Der Ölmarkt reagierte prompt. Brent verteuerte sich um rund 2 Prozent auf 96 Dollar je Barrel, während US-Rohöl auf mehr als 88 Dollar stieg. Für Bitcoin (BTC) und andere riskante Anlagen ist das ein ernstes Risiko, weil ein Ölpreis in Richtung 100 Dollar die Inflation weiter anheizen und die Wahrscheinlichkeit erhöhen kann, dass die US-Notenbank länger an ihrer straffen Geldpolitik festhält.
Die Quartalszahlen von Alphabet und Tesla bestätigen, dass Anleger die enormen Investitionen in künstliche Intelligenz kritischer beurteilen. Beide Unternehmen erzielten höhere Umsätze als erwartet, dennoch fielen ihre Aktien nachbörslich um knapp 3 beziehungsweise 4 Prozent. Vor allem negative freie Cashflows und weiter steigende Investitionen sorgten für Unruhe.

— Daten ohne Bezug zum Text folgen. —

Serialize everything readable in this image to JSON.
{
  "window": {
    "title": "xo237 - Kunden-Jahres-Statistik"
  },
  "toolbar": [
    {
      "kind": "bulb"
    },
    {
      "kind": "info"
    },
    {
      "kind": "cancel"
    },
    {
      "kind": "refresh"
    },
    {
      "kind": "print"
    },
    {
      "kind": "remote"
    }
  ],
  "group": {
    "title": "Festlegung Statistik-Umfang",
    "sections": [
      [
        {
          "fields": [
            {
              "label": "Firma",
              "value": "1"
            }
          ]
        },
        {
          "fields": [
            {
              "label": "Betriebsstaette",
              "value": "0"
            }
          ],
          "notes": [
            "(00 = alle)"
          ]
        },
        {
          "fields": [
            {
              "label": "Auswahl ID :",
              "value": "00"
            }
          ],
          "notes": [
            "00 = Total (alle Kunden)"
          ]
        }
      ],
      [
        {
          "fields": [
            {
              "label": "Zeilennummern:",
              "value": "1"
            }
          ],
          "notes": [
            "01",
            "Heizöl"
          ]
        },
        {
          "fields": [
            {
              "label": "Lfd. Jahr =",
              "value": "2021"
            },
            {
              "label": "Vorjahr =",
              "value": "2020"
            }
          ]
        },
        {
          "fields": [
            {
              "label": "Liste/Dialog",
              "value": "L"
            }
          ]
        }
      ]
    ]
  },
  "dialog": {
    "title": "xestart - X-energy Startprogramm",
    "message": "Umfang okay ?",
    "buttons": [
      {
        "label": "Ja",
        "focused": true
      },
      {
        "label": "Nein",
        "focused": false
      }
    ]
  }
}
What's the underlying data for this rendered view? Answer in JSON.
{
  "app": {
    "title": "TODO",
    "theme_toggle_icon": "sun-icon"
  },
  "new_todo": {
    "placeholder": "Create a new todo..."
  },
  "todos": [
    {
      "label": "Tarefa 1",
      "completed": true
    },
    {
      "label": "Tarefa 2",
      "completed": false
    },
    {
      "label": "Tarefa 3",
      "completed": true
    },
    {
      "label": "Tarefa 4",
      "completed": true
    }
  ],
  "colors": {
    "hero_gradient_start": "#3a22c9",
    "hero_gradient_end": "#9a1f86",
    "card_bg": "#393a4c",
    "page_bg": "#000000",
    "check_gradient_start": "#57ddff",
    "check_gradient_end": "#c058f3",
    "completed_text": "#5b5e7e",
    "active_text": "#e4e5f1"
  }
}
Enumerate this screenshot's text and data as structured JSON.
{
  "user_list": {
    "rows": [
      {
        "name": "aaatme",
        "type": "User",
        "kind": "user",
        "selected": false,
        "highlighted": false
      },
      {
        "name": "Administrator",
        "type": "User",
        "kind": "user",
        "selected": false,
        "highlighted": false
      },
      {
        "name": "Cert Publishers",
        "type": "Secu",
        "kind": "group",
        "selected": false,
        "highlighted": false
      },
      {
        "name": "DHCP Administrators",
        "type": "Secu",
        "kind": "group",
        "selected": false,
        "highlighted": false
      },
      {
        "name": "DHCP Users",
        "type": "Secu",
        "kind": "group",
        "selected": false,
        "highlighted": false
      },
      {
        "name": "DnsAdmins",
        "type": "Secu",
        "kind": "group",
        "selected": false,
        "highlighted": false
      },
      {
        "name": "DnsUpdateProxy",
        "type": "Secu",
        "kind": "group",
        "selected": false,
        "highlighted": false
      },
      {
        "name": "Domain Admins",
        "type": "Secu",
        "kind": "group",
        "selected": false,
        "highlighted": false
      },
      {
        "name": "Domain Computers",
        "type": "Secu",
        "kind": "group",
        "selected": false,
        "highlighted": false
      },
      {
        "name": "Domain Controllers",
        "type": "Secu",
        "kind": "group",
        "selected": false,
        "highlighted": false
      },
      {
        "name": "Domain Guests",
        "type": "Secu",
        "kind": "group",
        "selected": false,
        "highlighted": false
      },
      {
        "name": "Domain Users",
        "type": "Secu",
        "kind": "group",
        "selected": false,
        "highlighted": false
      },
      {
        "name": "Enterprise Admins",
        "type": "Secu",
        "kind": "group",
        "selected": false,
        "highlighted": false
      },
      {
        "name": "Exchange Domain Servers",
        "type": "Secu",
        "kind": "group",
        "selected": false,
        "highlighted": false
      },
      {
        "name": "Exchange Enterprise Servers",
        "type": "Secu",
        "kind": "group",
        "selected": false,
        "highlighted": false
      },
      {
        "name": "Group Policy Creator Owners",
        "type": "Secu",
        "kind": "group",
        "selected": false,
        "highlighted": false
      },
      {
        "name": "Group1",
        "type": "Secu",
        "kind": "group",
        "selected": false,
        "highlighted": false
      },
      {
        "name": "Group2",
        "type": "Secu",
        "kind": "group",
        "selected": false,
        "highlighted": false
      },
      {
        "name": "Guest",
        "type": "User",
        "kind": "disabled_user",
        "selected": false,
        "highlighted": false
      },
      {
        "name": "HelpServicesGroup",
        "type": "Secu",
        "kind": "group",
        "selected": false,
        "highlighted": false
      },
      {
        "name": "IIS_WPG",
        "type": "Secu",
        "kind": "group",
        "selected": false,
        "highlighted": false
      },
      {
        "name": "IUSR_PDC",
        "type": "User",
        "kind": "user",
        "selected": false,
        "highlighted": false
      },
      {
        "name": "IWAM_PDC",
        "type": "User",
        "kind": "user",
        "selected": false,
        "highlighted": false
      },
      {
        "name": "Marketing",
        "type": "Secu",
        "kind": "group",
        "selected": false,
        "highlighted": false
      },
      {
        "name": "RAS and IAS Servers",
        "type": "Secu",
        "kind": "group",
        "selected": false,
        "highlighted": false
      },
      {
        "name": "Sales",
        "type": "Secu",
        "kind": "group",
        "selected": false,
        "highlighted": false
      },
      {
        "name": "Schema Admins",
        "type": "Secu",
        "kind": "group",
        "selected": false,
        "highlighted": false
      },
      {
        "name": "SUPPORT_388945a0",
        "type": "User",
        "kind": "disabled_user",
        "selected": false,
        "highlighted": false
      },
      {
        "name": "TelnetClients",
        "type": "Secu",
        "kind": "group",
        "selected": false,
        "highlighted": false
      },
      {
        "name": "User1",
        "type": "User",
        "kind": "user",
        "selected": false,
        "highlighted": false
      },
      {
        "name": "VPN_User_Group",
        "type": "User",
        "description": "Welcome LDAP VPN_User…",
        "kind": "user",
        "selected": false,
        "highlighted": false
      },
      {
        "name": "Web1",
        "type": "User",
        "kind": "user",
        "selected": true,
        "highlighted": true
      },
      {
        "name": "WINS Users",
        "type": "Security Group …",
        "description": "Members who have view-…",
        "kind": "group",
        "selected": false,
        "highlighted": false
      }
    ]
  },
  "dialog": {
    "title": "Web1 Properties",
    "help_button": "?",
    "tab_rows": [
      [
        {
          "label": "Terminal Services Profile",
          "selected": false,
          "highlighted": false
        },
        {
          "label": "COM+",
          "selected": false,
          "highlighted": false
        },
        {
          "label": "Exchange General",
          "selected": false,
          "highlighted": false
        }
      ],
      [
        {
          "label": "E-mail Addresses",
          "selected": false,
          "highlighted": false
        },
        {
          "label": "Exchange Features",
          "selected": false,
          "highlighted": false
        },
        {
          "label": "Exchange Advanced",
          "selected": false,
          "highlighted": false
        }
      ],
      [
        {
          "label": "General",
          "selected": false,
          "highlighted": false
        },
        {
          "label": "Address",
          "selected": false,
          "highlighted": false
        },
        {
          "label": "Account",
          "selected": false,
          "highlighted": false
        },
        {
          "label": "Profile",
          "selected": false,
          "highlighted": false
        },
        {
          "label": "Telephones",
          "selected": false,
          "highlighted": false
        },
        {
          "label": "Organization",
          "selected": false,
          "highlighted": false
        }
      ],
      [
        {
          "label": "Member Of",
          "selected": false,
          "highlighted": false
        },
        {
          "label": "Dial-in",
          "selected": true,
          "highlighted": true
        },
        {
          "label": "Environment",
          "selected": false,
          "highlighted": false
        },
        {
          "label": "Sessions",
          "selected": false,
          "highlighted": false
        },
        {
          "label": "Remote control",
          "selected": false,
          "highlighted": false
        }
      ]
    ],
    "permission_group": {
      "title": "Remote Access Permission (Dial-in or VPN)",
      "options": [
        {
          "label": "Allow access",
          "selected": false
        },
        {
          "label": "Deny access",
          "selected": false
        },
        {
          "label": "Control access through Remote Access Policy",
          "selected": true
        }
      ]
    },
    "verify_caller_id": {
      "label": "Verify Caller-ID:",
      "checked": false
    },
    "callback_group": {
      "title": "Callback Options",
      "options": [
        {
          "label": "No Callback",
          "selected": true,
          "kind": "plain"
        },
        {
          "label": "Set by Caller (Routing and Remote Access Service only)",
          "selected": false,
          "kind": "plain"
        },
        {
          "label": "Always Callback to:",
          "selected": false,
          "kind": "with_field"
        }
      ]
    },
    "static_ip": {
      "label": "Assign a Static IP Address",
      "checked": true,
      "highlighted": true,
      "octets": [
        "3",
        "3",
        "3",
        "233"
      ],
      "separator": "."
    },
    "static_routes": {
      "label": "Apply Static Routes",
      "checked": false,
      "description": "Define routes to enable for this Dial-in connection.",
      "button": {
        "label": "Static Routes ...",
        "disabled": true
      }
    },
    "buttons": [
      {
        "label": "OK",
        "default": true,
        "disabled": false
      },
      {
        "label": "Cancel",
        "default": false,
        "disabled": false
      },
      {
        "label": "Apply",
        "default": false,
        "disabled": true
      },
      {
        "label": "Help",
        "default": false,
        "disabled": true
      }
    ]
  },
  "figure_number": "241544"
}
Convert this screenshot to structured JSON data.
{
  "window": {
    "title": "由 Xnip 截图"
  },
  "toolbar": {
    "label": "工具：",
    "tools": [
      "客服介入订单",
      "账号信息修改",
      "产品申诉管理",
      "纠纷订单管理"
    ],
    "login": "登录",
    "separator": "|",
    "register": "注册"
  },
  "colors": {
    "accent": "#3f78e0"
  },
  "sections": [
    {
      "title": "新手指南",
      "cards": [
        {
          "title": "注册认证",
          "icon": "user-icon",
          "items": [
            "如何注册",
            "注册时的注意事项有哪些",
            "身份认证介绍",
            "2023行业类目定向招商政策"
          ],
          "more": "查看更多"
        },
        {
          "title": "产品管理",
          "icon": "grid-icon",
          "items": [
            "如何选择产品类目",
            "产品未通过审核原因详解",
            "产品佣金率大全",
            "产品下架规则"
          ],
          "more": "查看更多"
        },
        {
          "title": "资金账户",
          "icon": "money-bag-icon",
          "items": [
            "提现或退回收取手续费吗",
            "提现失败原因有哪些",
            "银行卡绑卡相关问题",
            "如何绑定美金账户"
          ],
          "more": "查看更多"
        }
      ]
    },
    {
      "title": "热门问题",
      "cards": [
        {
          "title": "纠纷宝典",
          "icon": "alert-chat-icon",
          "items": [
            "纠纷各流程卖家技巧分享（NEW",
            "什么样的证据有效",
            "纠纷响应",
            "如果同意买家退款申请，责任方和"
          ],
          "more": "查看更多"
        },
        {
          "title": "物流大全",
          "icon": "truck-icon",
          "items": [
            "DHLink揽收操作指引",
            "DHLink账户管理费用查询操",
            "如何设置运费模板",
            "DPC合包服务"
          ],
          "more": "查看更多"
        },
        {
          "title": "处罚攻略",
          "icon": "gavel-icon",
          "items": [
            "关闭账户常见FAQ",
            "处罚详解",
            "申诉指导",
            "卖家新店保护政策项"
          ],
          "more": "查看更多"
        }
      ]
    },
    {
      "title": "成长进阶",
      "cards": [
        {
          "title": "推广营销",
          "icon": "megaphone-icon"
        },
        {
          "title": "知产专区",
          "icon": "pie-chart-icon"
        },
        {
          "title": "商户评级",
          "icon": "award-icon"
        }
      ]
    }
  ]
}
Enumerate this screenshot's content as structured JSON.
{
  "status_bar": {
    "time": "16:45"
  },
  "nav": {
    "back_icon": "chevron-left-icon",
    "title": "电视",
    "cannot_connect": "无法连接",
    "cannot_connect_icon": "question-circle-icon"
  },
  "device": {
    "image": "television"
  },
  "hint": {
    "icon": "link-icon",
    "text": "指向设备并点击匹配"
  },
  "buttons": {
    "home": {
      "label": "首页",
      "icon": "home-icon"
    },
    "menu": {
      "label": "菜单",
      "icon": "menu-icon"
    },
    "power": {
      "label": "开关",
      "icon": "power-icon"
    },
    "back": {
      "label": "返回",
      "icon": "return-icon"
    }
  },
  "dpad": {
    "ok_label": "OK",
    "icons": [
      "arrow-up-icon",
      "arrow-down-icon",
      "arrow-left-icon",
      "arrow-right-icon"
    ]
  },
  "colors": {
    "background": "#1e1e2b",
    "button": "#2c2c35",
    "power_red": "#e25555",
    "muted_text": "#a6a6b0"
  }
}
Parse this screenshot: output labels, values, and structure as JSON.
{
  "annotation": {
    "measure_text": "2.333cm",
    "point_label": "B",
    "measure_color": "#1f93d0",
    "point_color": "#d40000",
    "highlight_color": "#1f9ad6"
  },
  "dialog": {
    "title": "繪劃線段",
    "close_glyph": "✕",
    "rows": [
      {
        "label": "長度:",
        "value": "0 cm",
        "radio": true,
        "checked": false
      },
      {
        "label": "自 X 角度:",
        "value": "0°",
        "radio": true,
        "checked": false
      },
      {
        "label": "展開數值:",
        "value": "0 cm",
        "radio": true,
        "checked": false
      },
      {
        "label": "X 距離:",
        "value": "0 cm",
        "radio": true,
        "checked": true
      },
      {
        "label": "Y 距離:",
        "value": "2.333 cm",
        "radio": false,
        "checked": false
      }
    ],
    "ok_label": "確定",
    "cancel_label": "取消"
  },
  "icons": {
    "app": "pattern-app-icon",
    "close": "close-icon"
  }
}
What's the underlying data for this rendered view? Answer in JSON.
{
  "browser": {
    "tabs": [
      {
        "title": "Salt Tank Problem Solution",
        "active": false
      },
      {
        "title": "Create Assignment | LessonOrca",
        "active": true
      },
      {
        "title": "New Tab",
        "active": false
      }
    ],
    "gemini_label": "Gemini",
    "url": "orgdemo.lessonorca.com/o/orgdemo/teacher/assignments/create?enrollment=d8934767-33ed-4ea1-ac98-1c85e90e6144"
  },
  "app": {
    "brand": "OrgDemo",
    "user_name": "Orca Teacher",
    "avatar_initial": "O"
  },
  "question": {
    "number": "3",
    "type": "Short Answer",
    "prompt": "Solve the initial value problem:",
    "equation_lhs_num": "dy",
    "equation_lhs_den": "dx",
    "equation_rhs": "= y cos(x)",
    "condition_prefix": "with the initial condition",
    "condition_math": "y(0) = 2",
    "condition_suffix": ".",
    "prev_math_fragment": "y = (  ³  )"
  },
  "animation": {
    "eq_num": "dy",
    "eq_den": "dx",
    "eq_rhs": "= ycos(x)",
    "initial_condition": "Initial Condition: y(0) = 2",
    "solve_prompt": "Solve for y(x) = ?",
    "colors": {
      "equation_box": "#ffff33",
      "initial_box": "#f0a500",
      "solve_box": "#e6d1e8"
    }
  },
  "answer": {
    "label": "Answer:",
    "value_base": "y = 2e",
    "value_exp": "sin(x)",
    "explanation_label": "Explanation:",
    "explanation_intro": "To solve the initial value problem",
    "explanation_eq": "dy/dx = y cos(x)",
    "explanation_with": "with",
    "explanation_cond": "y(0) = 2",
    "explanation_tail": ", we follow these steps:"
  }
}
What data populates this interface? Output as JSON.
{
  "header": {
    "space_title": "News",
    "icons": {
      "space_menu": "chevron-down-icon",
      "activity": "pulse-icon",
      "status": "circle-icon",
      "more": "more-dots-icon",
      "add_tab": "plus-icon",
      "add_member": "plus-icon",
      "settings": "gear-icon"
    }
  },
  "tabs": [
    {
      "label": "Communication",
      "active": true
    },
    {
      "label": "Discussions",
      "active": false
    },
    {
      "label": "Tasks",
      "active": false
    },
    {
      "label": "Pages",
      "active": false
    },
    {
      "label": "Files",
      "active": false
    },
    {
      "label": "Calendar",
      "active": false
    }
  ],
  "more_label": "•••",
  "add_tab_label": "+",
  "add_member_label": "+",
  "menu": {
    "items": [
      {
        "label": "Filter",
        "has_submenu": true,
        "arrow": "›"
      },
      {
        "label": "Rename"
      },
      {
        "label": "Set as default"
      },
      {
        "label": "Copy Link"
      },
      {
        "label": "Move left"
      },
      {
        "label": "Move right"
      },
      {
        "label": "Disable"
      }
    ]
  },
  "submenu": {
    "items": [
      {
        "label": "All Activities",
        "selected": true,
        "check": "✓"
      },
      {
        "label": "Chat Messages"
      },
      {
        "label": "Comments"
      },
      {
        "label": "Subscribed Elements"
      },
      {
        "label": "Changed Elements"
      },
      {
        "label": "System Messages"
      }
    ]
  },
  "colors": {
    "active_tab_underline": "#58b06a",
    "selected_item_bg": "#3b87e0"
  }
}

Alphabet hob seine Investitionsprognose für 2026 auf 195 bis 205 Milliarden Dollar an und warnte, dass die Ausgaben 2027 weiter steigen könnten. Im zweiten Quartal investierte der Google-Mutterkonzern fast 45 Milliarden Dollar, überwiegend in Rechenzentren und andere KI-Infrastruktur. Dadurch verwandelte sich ein freier Cashflow von knapp 25 Milliarden Dollar vor einem Jahr in ein Minus von 5,9 Milliarden Dollar.
Gleichzeitig fielen die operativen Ergebnisse stark aus. Der Umsatz von Google Cloud stieg um 82 Prozent, die Margen verbesserten sich und die Nutzung von Gemini nahm weiter zu. Das zeigt, dass die KI-Investitionen Umsatzwachstum bringen. Anlegern reicht das offenbar nicht mehr. Sie wollen auch Belege dafür, dass dieses Wachstum am Ende in höheren Cashflows und einer attraktiven Rendite auf das eingesetzte Kapital mündet.
Für Bitcoin wäre es problematisch, wenn der KI-Bullenmarkt ins Wanken gerät. Er gilt bislang als wichtiger Grund dafür, dass der Bärenmarkt bei Bitcoin vergleichsweise flach ausfiel. Käme doch noch ein KI-Bärenmarkt hinzu, möglicherweise verbunden mit einer Rezession, läge der Boden vermutlich deutlich tiefer.